Am Fluss Tinnelva entstanden schon im ersten Drittel des 19. Jahrhunderts Sägewerke und Holzveredelungsmanufakturen. 1905 startete der von Sam Eyde und Kristian Birkeland gegründete Konzern Norsk Hydro die Produktion von künstlichem Salpeter und Düngesalz. Für einige Jahre verwandelte sich der beschauliche Ort in eine Art norwegisches Klondyke. Voraussetzung für diesen hektischen industriellen Aufschwung war die intensive Nutzung der Wasserkraft in der Telemark.

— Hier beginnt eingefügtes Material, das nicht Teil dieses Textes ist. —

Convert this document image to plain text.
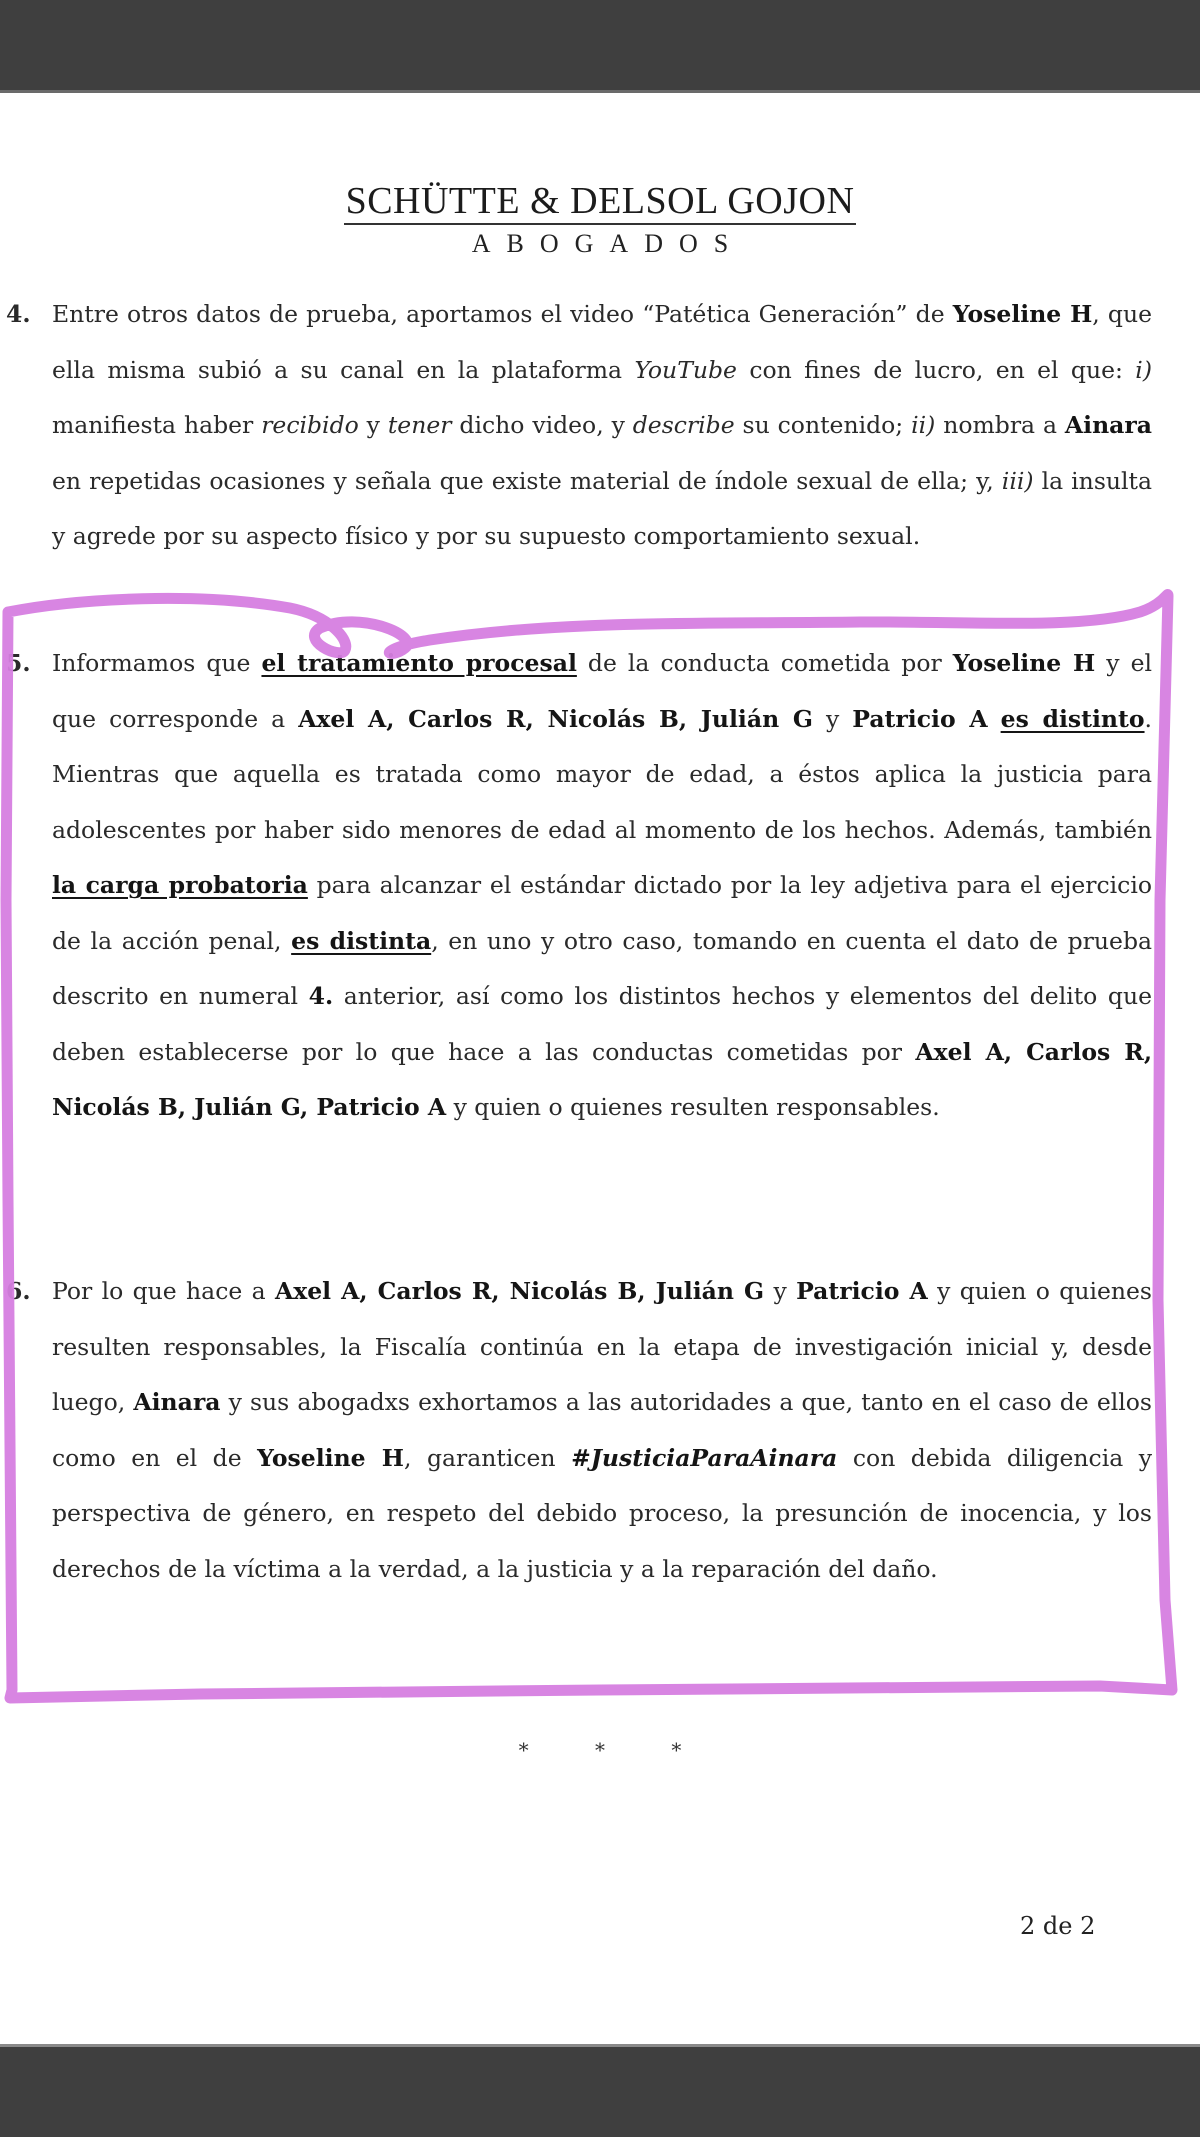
SCHÜTTE & DELSOL GOJON
ABOGADOS
4. Entre otros datos de prueba, aportamos el video “Patética Generación” de Yoseline H, que ella misma subió a su canal en la plataforma YouTube con fines de lucro, en el que: i) manifiesta haber recibido y tener dicho video, y describe su contenido; ii) nombra a Ainara en repetidas ocasiones y señala que existe material de índole sexual de ella; y, iii) la insulta y agrede por su aspecto físico y por su supuesto comportamiento sexual.
5. Informamos que el tratamiento procesal de la conducta cometida por Yoseline H y el que corresponde a Axel A, Carlos R, Nicolás B, Julián G y Patricio A es distinto. Mientras que aquella es tratada como mayor de edad, a éstos aplica la justicia para adolescentes por haber sido menores de edad al momento de los hechos. Además, también la carga probatoria para alcanzar el estándar dictado por la ley adjetiva para el ejercicio de la acción penal, es distinta, en uno y otro caso, tomando en cuenta el dato de prueba descrito en numeral 4. anterior, así como los distintos hechos y elementos del delito que deben establecerse por lo que hace a las conductas cometidas por Axel A, Carlos R, Nicolás B, Julián G, Patricio A y quien o quienes resulten responsables.
6. Por lo que hace a Axel A, Carlos R, Nicolás B, Julián G y Patricio A y quien o quienes resulten responsables, la Fiscalía continúa en la etapa de investigación inicial y, desde luego, Ainara y sus abogadxs exhortamos a las autoridades a que, tanto en el caso de ellos como en el de Yoseline H, garanticen #JusticiaParaAinara con debida diligencia y perspectiva de género, en respeto del debido proceso, la presunción de inocencia, y los derechos de la víctima a la verdad, a la justicia y a la reparación del daño.
* * *
2 de 2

Noch heute ist der weltweit operierende Konzern Norsk Hydro - inzwischen vor allem auf dem Gebiet der Forschung - in Notodden tätig. Doch nicht nur als Industrie- und Dienstleistungsstandort, sondern auch als Zentrum von überregional bedeutsamen Bildungseinrichtungen hat sich die Stadt einen Namen gemacht. Die 1994 ins Leben gerufene Høgskolen i Telemark (Hochschule in Telemark) - mit Abteilungen in Notodden, Bø i Telemark, Porsgrunn und Rauland - bietet heute 4400 Studierenden Ausbildungsplätze. Bis 2013 möchte die Hochschule Universität werden.
Notodden richtet jährlich das größte Bluesfestival Norwegens aus.
5 km westlich vom Stadtzentrum befindet sich die bekannte Stabkirche von Heddal.